Moi enfant-loup, Ingeborg Jacobs


Auteur: Ingeborg Jacobs
Titre Original: moi, enfant-loup
Date de Parution : 12 avril 2013
Éditeur : Fleuve Noir
Nombre de pages : 288
Prix : 18,50€ 17,58€

Quatrième de couverture : À la fin de la Seconde Guerre mondiale, les Soviétiques envahissent les territoires est-allemands. C'est dans cette période de chaos que la petite Liesabeth, 7 ans, perd sa mère et sa soeur et se retrouve livrée à elle-même. Fuyant l'armée Rouge, elle échoue en Lituanie avec d'autres enfants. Vagabonds mendiant un peu de nourriture et de chaleur humaine, parfois voleurs, ils dorment dans les granges en échange de menus travaux : on les appelle « enfants-loups ». Auprès de ces familles qui l'accueillent ou la repoussent, Liesabeth apprend une nouvelle langue et finit par être rebaptisée Maria pour effacer ses origines...

De son enfance tourmentée à son passage dans un goulag en Sibérie, Maria survivra aux humiliations et à l'injustice grâce à une formidable volonté de vivre et à la solidarité de ses compagnons de galère.
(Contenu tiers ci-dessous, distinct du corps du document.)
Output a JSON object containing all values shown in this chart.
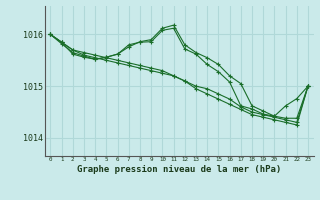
{
  "background_color": "#caeaea",
  "grid_color": "#b0d8d8",
  "line_color": "#1a6e2a",
  "title": "Graphe pression niveau de la mer (hPa)",
  "ylabel_ticks": [
    1014,
    1015,
    1016
  ],
  "xlim": [
    -0.5,
    23.5
  ],
  "ylim": [
    1013.65,
    1016.55
  ],
  "series": [
    {
      "x": [
        0,
        1,
        2,
        3,
        4,
        5,
        6,
        7,
        8,
        9,
        10,
        11,
        12,
        13,
        14,
        15,
        16,
        17,
        18,
        19,
        20,
        21,
        22,
        23
      ],
      "y": [
        1016.0,
        1015.85,
        1015.7,
        1015.6,
        1015.55,
        1015.5,
        1015.45,
        1015.4,
        1015.35,
        1015.3,
        1015.25,
        1015.2,
        1015.1,
        1015.0,
        1014.95,
        1014.85,
        1014.75,
        1014.6,
        1014.5,
        1014.45,
        1014.4,
        1014.35,
        1014.3,
        1015.0
      ]
    },
    {
      "x": [
        0,
        1,
        2,
        3,
        4,
        5,
        6,
        7,
        8,
        9,
        10,
        11,
        12,
        13,
        14,
        15,
        16,
        17,
        18,
        19,
        20,
        21,
        22,
        23
      ],
      "y": [
        1016.0,
        1015.85,
        1015.7,
        1015.65,
        1015.6,
        1015.55,
        1015.5,
        1015.45,
        1015.4,
        1015.35,
        1015.3,
        1015.2,
        1015.1,
        1014.95,
        1014.85,
        1014.75,
        1014.65,
        1014.55,
        1014.45,
        1014.4,
        1014.35,
        1014.3,
        1014.25,
        1015.0
      ]
    },
    {
      "x": [
        0,
        1,
        2,
        3,
        4,
        5,
        6,
        7,
        8,
        9,
        10,
        11,
        12,
        13,
        14,
        15,
        16,
        17,
        18,
        19,
        20,
        21,
        22,
        23
      ],
      "y": [
        1016.0,
        1015.82,
        1015.65,
        1015.58,
        1015.52,
        1015.56,
        1015.62,
        1015.76,
        1015.86,
        1015.9,
        1016.12,
        1016.18,
        1015.8,
        1015.65,
        1015.55,
        1015.42,
        1015.2,
        1015.05,
        1014.62,
        1014.52,
        1014.42,
        1014.38,
        1014.38,
        1015.0
      ]
    },
    {
      "x": [
        0,
        1,
        2,
        3,
        4,
        5,
        6,
        7,
        8,
        9,
        10,
        11,
        12,
        13,
        14,
        15,
        16,
        17,
        18,
        19,
        20,
        21,
        22,
        23
      ],
      "y": [
        1016.0,
        1015.85,
        1015.62,
        1015.56,
        1015.52,
        1015.56,
        1015.62,
        1015.8,
        1015.85,
        1015.86,
        1016.08,
        1016.12,
        1015.72,
        1015.62,
        1015.42,
        1015.28,
        1015.08,
        1014.62,
        1014.56,
        1014.46,
        1014.42,
        1014.62,
        1014.76,
        1015.0
      ]
    }
  ]
}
Une vie hors normes, un pan de l'historie méconnu.

Extrait
1945. Derniers mois en Prusse-Orientale

Klein-Weissensee

Lorsque je suis arrivée à Klein-Weissensee avec mon frère et ma soeur, l'été n'avait pas encore commencé. Nous avions trouvé une chambre dans l'une des maisons d'ouvriers agricoles, restée vide. Le mobilier se résumait à un poêle et à une table. Les Russes avaient depuis belle lurette envoyé en Union soviétique tous les objets de valeur encore utiles. Les chemins de fer russes rejoignaient déjà Königsberg, les trains passaient non loin de Wehlau et de Weissensee.
Christel et Manfred ont trouvé du travail dans le kolkhoze militaire installé sur la propriété. Les soldats russes ignoraient tout de l'agriculture et avaient envoyé toutes les semailles en Union soviétique, de sorte que les jardins et les champs n'avaient pu être cultivés au printemps. Les produits alimentaires étaient rares, à la fin de la guerre, et nous, les Allemands, avions particulièrement faim. Enfants et adultes mouraient d'épuisement, de famine et du typhus. Notre mère était morte de faim à Dantzig. Nous n'étions pas parvenus à gagner l'ouest. Nous ignorions où se trouvait notre père, qui travaillait comme infirmier, ni même s'il était encore en vie. Nous l'avions vu pour la dernière fois en 1944, à Noël.
Mon frère, ma soeur et moi-même ramassions des feuilles de tilleul, des orties et des arroches pour nous nourrir. Un jour, quelqu'un nous a conseillé de construire un piège à moineaux. Nous avons attaché quatre ficelles à une planche, de façon à pouvoir la maintenir à l'horizontale. Une autre corde permettait de suspendre la planche à une grosse branche. Nous devions hisser la planche et la laisser retomber à terre dès qu'un moineau se plaçait dessous. La plupart du temps, les moineaux étaient plus rapides que nous. Une fois, nous avons attiré un chat errant dans notre chambre. Nous avons commencé par jouer avec lui, avant de lui passer une grosse corde autour du cou. Lorsque le chat a voulu partir, j'ai tiré sur le noeud coulant. Nous avons pu manger à notre faim deux jours de suite.
Les Russes nous disaient toujours : «Qui ne travaille pas ne mange pas.» Nous, les enfants Otto, l'avons appris à nos dépens. Christel et Manfred, alors âgés de treize et onze ans, travaillaient dans les champs et étaient rémunérés en nature. Quant à moi, trop jeune pour travailler, je n'avais droit à rien.

Si peu de temps après la fin de la guerre, il n'y avait pas encore de civils soviétiques dans la région, on commençait seulement à leur vanter les avantages d'une installation sur ce territoire nouvellement conquis. La main-d'oeuvre faisait donc cruellement défaut. Tous, femmes, vieillards et adolescents, devaient travailler pour l'armée russe. Mon frère et ma soeur m'avaient attribué diverses tâches. Je devais ramasser du bois et l'entasser à côté du poêle, lorsqu'il faisait froid. J'allais également chercher de l'eau au puits, et j'en remplissais tous les récipients et les seaux avant le retour de Christel et Manfred. Mais ma tâche la plus importante consistait à chercher de la nourriture.